I took another step anyway, despite the unmistakable lump of fear clogging my throat. Despite the rocks digging into my bare feet. My gaze zigzagged in every direction, searching, hoping. So many trees, and I had no idea what waited beyond them. Hopelessness crawled down my spine, an inescapable chill that threatened to ice my blood.
He had nothing holding him back now. The facade our father created, society’s watchful eye—none of it mattered out here, in this desolate place no one would think to look for me, because according to the world, I was dead.
In the twitch of an eye, I turned and fled.
3. MY BLOOD
Alex
My feet skidded across rock and dirt, and I heard him pound the ground behind me.
“Are we really doing this, Lex?”
I cranked my head, horrified to discover him gaining so fast, and doubled my efforts, picking up speed as I careened down the slope of the road. Sharp rocks tore into my bare feet with every frantic step. But I was an easy target, in plain sight, no matter how much distance I managed to put between us. Getting lost in the woods was my only shot at escaping.
My gaze swerved to the blackness beyond the trees, and I gulped. Get lost, or turn around and face him? Face possible years under his control. Endless years that would surely break me. Another glance over my shoulder told me I had but seconds to decide.
Pure adrenaline spurred me to jump into the foliage. I sprinted over roots, swerved around boulders, and stumbled to the ground, still damp from the
torrent of rain last week. I didn’t remember getting up, though mud caked my bare knees. The ground became especially treacherous. I lost my balance and hurtled down an embankment, a victim of gravity, rolling over rocks, gouged by sticks, and grunting with each strike. I smashed into the trunk of a tree, finally coming to a stop. Stars burst in my vision, and the night narrowed until blinding light battled the dizziness.
His voice seared the air, my name a furious epithet bleeding from his lips. He sounded too close, but in the darkness, disoriented as my head throbbed from striking the tree, I couldn’t tell if he was three inches or three yards away.
Clenching my teeth against the pain, I pushed to my hands and knees, key still tightly wedged between my knuckles, and peeked around the massive tree trunk. Without the luminescence of moonlight, visibility was a bitch out here, which turned out to be a blessing and a curse. If I couldn’t see him, then he couldn’t see me. That also meant I couldn’t see my way out of there.

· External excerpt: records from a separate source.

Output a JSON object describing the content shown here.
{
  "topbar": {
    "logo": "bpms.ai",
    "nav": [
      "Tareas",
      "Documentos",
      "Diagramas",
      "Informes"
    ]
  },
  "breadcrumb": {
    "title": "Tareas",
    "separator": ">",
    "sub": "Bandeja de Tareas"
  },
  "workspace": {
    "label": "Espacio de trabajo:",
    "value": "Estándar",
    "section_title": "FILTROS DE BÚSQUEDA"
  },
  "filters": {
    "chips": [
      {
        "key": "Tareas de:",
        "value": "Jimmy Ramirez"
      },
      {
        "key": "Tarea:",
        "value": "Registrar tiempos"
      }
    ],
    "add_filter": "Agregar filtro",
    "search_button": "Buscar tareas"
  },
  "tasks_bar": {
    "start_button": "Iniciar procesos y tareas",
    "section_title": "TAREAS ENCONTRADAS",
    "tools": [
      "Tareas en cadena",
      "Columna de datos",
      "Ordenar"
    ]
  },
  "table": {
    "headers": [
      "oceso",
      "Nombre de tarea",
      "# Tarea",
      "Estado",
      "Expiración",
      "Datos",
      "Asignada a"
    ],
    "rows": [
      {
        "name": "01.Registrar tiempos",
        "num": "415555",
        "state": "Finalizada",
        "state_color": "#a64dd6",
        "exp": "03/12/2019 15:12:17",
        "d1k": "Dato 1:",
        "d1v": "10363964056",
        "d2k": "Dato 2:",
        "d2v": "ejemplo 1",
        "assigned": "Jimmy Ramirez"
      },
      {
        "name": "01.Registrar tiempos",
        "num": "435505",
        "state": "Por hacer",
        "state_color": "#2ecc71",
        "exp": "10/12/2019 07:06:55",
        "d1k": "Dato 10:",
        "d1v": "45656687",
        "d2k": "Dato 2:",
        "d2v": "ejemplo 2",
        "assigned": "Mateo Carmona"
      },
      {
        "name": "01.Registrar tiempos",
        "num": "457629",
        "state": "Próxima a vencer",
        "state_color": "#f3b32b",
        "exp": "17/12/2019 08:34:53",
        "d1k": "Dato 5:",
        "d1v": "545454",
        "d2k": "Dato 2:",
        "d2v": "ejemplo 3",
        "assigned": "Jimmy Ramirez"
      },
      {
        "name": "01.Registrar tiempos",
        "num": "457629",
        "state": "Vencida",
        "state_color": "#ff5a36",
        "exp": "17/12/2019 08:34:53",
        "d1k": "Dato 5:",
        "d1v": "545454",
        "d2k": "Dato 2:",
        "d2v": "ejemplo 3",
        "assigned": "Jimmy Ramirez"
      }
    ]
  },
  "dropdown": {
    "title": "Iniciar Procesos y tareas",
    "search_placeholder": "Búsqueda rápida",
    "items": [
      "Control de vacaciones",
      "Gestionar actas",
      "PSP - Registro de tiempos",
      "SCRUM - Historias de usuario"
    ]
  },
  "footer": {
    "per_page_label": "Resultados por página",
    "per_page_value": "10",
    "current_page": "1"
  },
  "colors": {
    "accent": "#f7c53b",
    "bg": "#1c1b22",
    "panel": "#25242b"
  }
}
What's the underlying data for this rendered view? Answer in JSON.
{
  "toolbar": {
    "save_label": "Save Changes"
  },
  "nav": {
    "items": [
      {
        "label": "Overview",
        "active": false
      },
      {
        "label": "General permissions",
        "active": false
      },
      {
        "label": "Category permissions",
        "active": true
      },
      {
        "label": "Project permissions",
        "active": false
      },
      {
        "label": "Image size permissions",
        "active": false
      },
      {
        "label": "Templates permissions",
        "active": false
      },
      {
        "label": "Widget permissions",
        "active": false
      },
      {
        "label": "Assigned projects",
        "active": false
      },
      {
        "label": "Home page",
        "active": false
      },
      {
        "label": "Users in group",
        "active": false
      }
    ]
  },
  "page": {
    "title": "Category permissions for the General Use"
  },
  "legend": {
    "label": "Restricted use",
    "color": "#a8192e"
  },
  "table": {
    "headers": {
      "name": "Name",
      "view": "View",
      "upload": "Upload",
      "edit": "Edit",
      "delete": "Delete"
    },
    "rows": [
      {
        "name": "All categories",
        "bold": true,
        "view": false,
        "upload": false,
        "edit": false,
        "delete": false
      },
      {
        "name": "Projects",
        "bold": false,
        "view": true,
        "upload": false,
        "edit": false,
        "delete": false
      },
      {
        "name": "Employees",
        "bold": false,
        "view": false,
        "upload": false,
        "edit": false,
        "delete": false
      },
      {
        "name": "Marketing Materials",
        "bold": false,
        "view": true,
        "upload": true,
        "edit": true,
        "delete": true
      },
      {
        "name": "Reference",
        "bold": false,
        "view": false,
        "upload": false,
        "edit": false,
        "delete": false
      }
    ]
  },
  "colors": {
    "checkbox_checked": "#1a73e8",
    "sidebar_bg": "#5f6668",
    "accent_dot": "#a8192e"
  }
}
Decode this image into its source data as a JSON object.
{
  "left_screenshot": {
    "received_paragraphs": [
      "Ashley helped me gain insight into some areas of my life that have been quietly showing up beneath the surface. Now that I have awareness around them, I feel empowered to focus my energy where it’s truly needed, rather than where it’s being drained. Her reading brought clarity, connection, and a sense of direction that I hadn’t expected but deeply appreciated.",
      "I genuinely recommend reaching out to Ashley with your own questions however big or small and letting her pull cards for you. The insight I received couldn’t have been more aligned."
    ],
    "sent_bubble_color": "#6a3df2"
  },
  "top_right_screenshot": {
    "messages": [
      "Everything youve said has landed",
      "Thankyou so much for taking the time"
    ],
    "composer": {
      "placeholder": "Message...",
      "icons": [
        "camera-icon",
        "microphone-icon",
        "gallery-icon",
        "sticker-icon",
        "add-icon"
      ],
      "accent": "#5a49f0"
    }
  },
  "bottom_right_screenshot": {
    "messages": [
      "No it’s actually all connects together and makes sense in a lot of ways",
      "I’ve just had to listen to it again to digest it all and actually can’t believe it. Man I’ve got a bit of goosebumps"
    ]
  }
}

Who was I kidding? I wasn’t getting out of this. Even if he wasn’t waiting, hunting me like prey, I didn’t have the skills to make it out. Not on foot. Not without proper clothing, food and water, a compass at the least. I closed my eyes and brought a fist to my mouth to keep from totally losing it.
Don’t you dare give up. If you don’t get out of here, then Rafe’s dea— A sob ached in my throat, but I forced myself to finish the thought. Then Rafe’s death was for nothing.
He died protecting me. Oh God. I was going to get sick. My pulse quickened, and my chest squeezed as every last memory of him edged into my soul. Not just the way he’d made me feel, but the gentleness that lingered inside him. The spark of compassion I’d seen in his eyes years ago, before I’d ruined his life. What I’d felt for him back then was real, was still as real as the scent of pine teasing my nostrils.
I wanted to lay down and give up, let the wilderness claim me. How could I fight knowing he was gone?